Но Аринка не сдавалась, ведь мать ничего не знает о пионерах, а вот когда узнает, то и ругаться не будет. И, вскинув сияющие глаза, стала вдохновенно рассказывать:
— Ты знаешь, мам, пионер должен хорошо учиться, не воровать, не драться, это ни боже мой! Пионер самый смелый и деловой человек, — взахлёб тараторила Аринка, пытаясь обворожить мать самыми лучшими качествами пионеров. — Мы будем помогать комсомольцам строить... этого, ну как его, фу, забыла. В общем, будут строить все, и все мы туда идём. — Какая досада, забыла Аринка такое слово, которое говорил Яша, скажи она сейчас это слово, сразу наповал «убила» бы мамку, а так получилось что-то туманное, невразумительное, всё скомкалось, какая досада!
— Ну вот что, новый человек, мне и одной партийки в доме хватит. Во! Сыта по горло, эвон люди косо смотрят. Учиться хорошо ты и так должна, а воров у нас и в роду никогда никого не было. А чего-то строить ты там собираешься, так что нужно — всё построено, и идти нам некуда, будем на месте сидеть, нам и дома хорошо. И самовольство творить не позволю, сегодня записалась, а завтра чтоб у меня выписалась! Та дурында въехала в комсомол, никого не спросив, и эта шкварка туда же!

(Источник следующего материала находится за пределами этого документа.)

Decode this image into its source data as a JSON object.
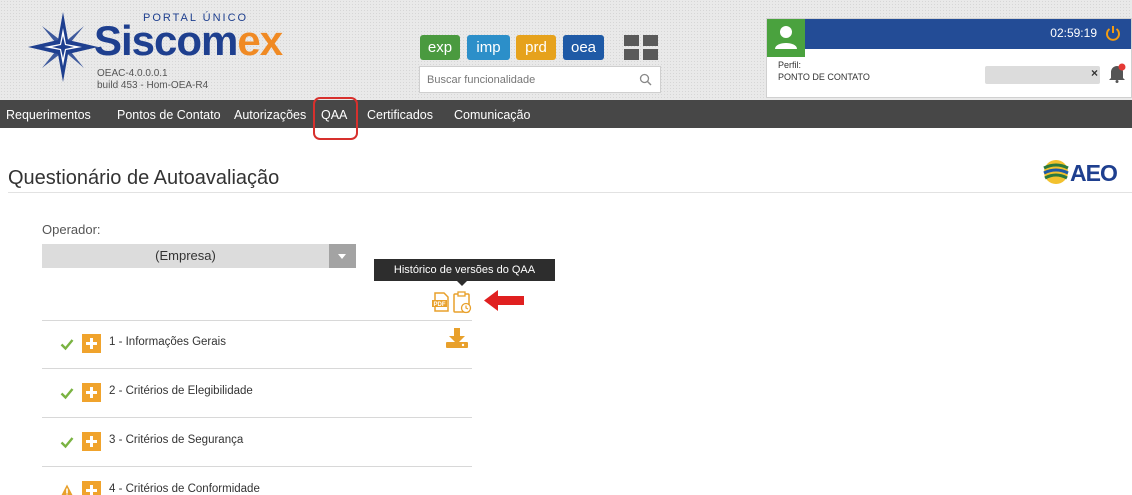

Аринка сникла, ничегошеньки мамка так и не поняла. Эх, и всё виновато это слово, такое хитрое, что Аринка никак не упомнила его, чем теперь мамку убедить, как уговорить, да и в жисть её ничем не проймёшь. Но, вспомнив слова Яши, что пионер никогда не сдаётся и не отступает, решила стоять на своём, пусть что будет, то будет!
— Нет, не выпишусь, вотысё! — тихо, но твёрдо сказала она.

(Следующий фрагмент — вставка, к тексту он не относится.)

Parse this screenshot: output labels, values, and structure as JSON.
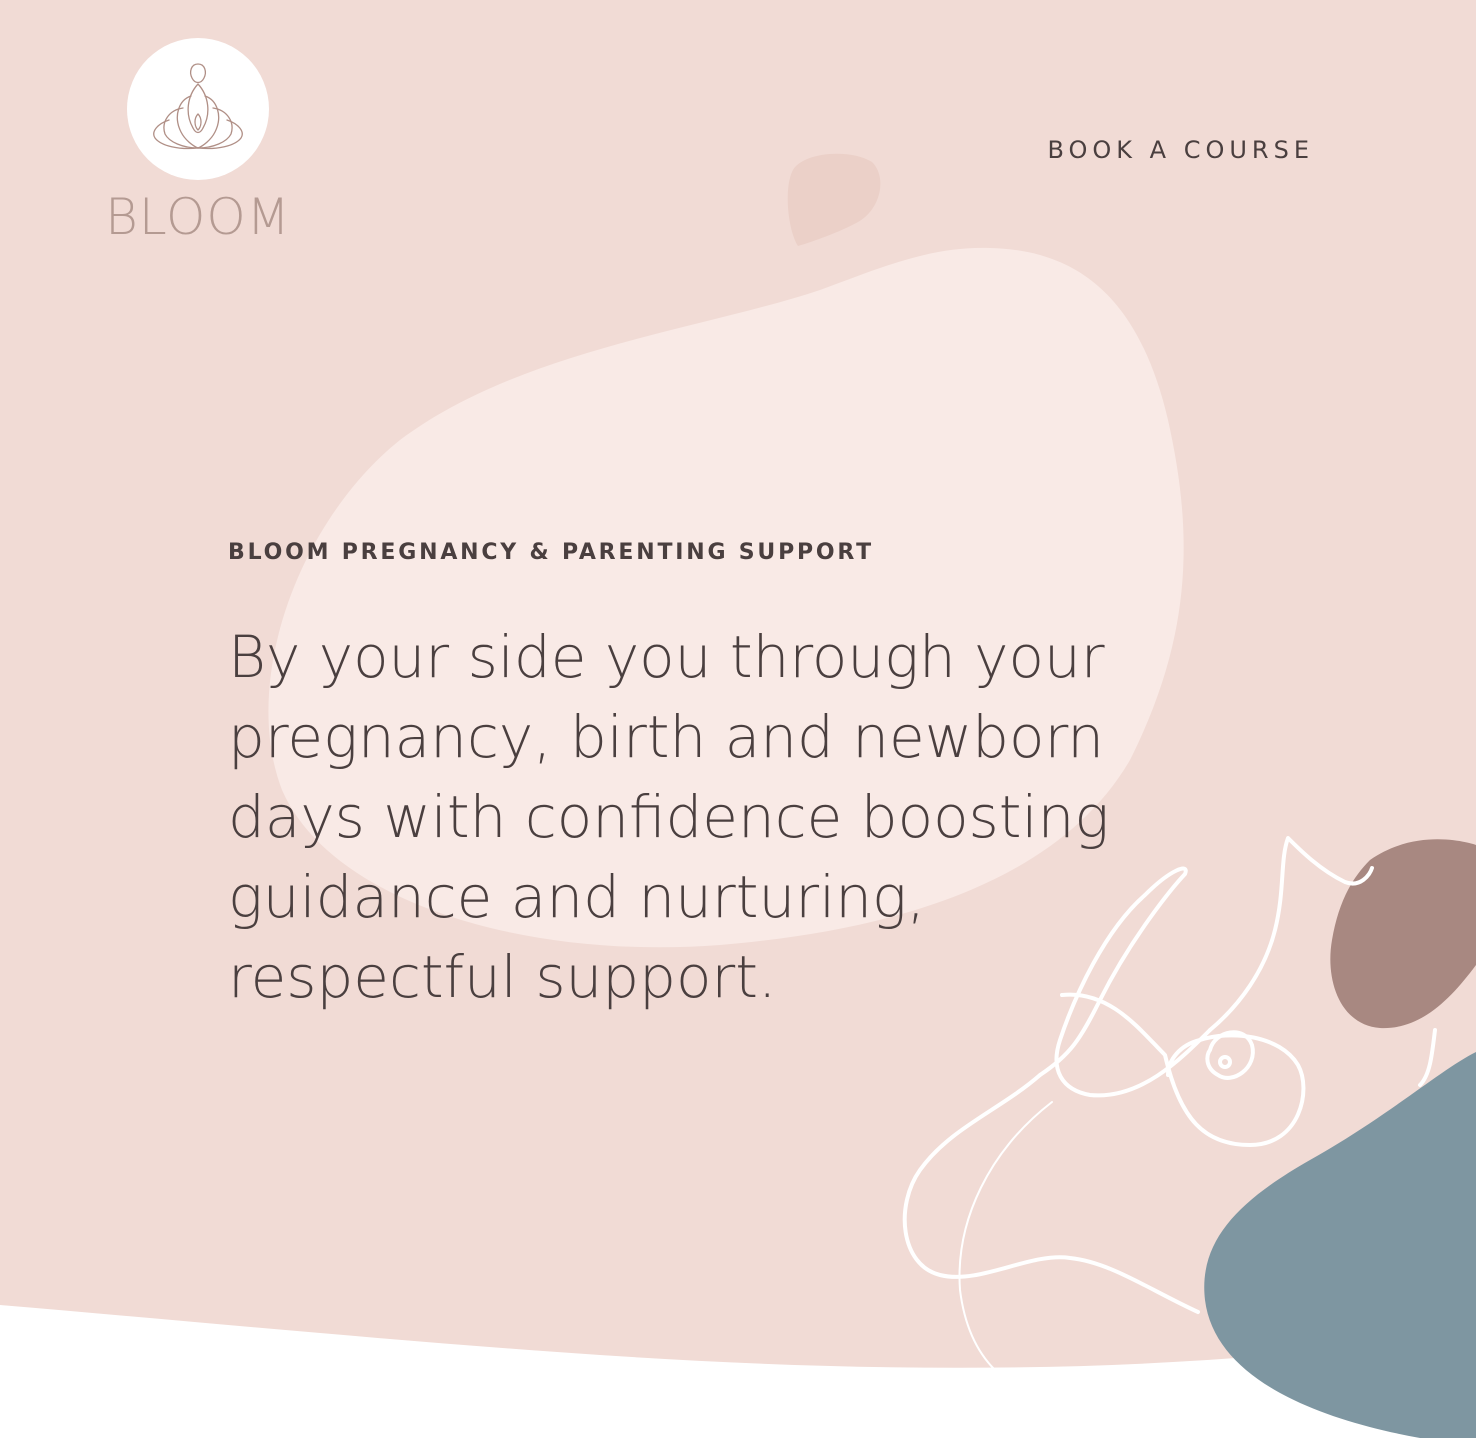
{
  "brand": {
    "name": "BLOOM",
    "logo_icon": "lotus-woman-icon"
  },
  "nav": {
    "book_course": "BOOK A COURSE"
  },
  "hero": {
    "eyebrow": "BLOOM PREGNANCY & PARENTING SUPPORT",
    "headline": "By your side you through your pregnancy, birth and newborn days with confidence boosting guidance and nurturing, respectful support."
  },
  "colors": {
    "background_pink": "#f1dbd5",
    "light_blob": "#f9eae6",
    "small_blob": "#ebd0c8",
    "mauve_blob": "#a88881",
    "slate_blob": "#7e96a1",
    "text_dark": "#4a3f3f",
    "logo_text": "#b49a92"
  }
}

— Что, что ты сказала, а ну повтори. — Глаза Елизаветы Петровны потемнели, брови сдвинулись в одну суровую линию. Такой её вид Аринке был хорошо знаком, лучше под землю уйти в такую минуту гнева матери. Не сводя с неё испуганно-насторожённых глаз, на всякий случай Аринка стала пятиться из кухни в комнату, где сидела Варя за прялкой.
— Я говорю: повтори, что сказала? — кипя гневом, наступала на неё мать.

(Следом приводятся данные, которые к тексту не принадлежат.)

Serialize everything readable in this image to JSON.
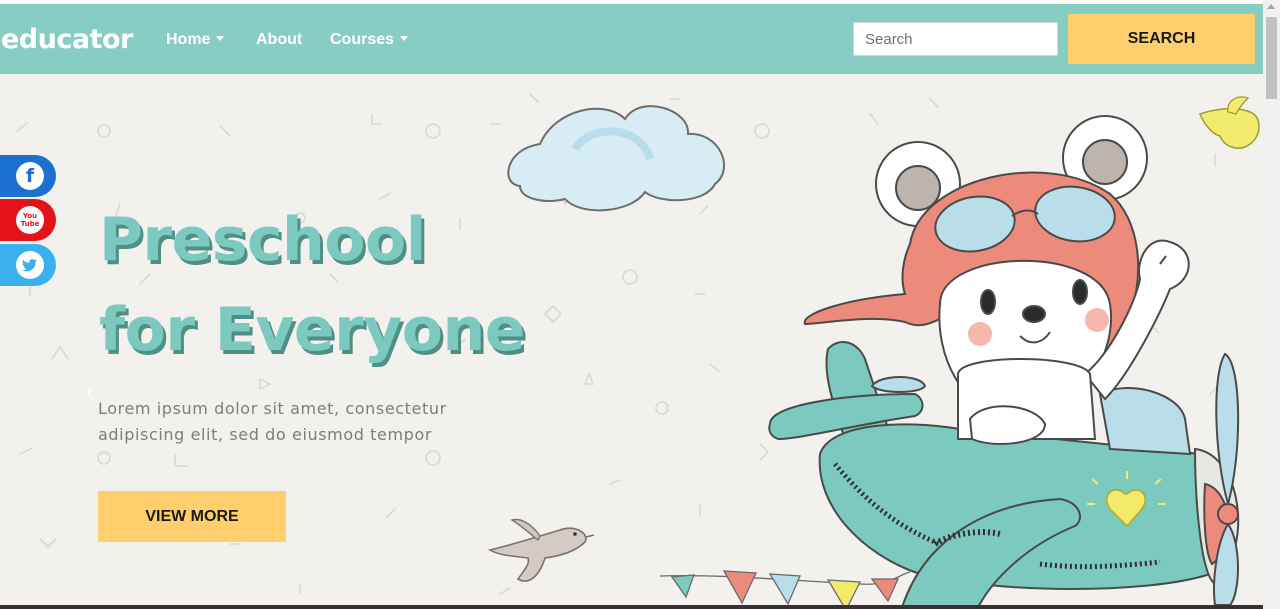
{
  "brand": {
    "name": "educator"
  },
  "nav": {
    "items": [
      {
        "label": "Home",
        "has_dropdown": true
      },
      {
        "label": "About",
        "has_dropdown": false
      },
      {
        "label": "Courses",
        "has_dropdown": true
      }
    ]
  },
  "search": {
    "placeholder": "Search",
    "value": "",
    "button_label": "SEARCH"
  },
  "hero": {
    "title_line1": "Preschool",
    "title_line2": "for Everyone",
    "subtitle": "Lorem ipsum dolor sit amet, consectetur adipiscing elit, sed do eiusmod tempor",
    "cta_label": "VIEW MORE",
    "prev_arrow": "‹"
  },
  "social": [
    {
      "name": "facebook",
      "icon": "facebook-icon",
      "glyph": "f",
      "color": "#1d6fd0"
    },
    {
      "name": "youtube",
      "icon": "youtube-icon",
      "glyph": "You Tube",
      "color": "#e4131a"
    },
    {
      "name": "twitter",
      "icon": "twitter-icon",
      "glyph": "",
      "color": "#3bb0ee"
    }
  ],
  "colors": {
    "navbar": "#87cdc3",
    "accent_button": "#fecf6c",
    "hero_background": "#f3f1ee",
    "title": "#7ccabf",
    "title_shadow": "#4f8f86"
  }
}
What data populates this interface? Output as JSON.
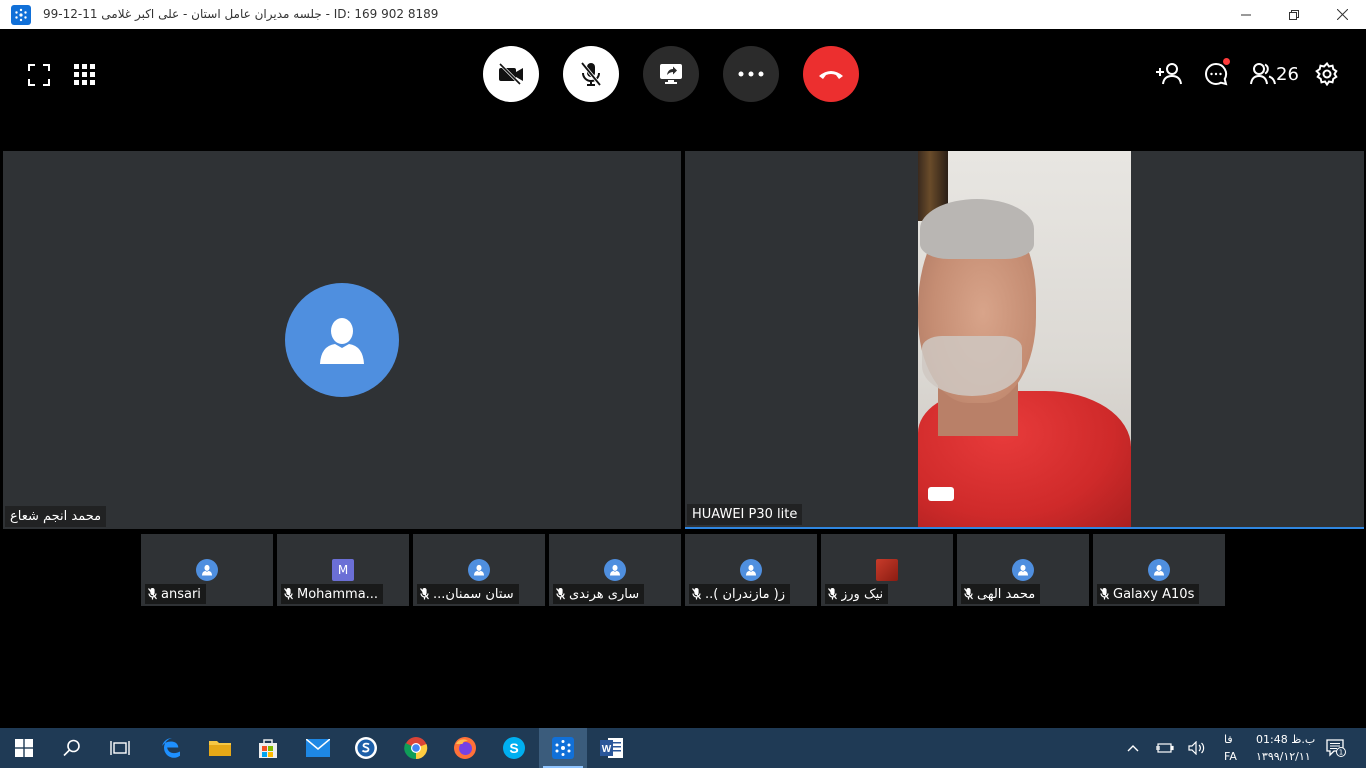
{
  "window": {
    "title": "99-12-11 جلسه مدیران عامل استان - علی اکبر غلامی - ID: 169 902 8189"
  },
  "header": {
    "participants_count": "26"
  },
  "main_tiles": [
    {
      "name": "محمد انجم شعاع"
    },
    {
      "name": "HUAWEI P30 lite"
    }
  ],
  "thumbnails": [
    {
      "name": "ansari",
      "avatar": "person-icon"
    },
    {
      "name": "Mohamma...",
      "avatar": "letter",
      "letter": "M"
    },
    {
      "name": "...ستان سمنان",
      "avatar": "person-icon"
    },
    {
      "name": "ساری هرندی",
      "avatar": "person-icon"
    },
    {
      "name": "..ز( مازندران )",
      "avatar": "person-icon"
    },
    {
      "name": "نیک ورز",
      "avatar": "photo"
    },
    {
      "name": "محمد الهی",
      "avatar": "person-icon"
    },
    {
      "name": "Galaxy A10s",
      "avatar": "person-icon"
    }
  ],
  "taskbar": {
    "clock_time": "01:48 ب.ظ",
    "clock_date": "۱۳۹۹/۱۲/۱۱",
    "lang_fa": "فا",
    "lang_code": "FA",
    "notification_count": "1"
  },
  "colors": {
    "accent_blue": "#4f8fdf",
    "hangup_red": "#ec2f2f",
    "tile_bg": "#2f3235",
    "taskbar": "#1f3a55"
  }
}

— Не выпишусь, не выпишусь, вотысё! — твердила Аринка, упрямо тряся головой.
— Ах ты шкварка, ах ты помёт куриный! Смотри-ка, что она вытворяет. Характер решила показать! Я те щас покажу, ты у меня надолго запомнишь!
Аринка, обезумев от страха, метнулась к Варе, прижалась к ней всем телом, дрожа, как в ознобе.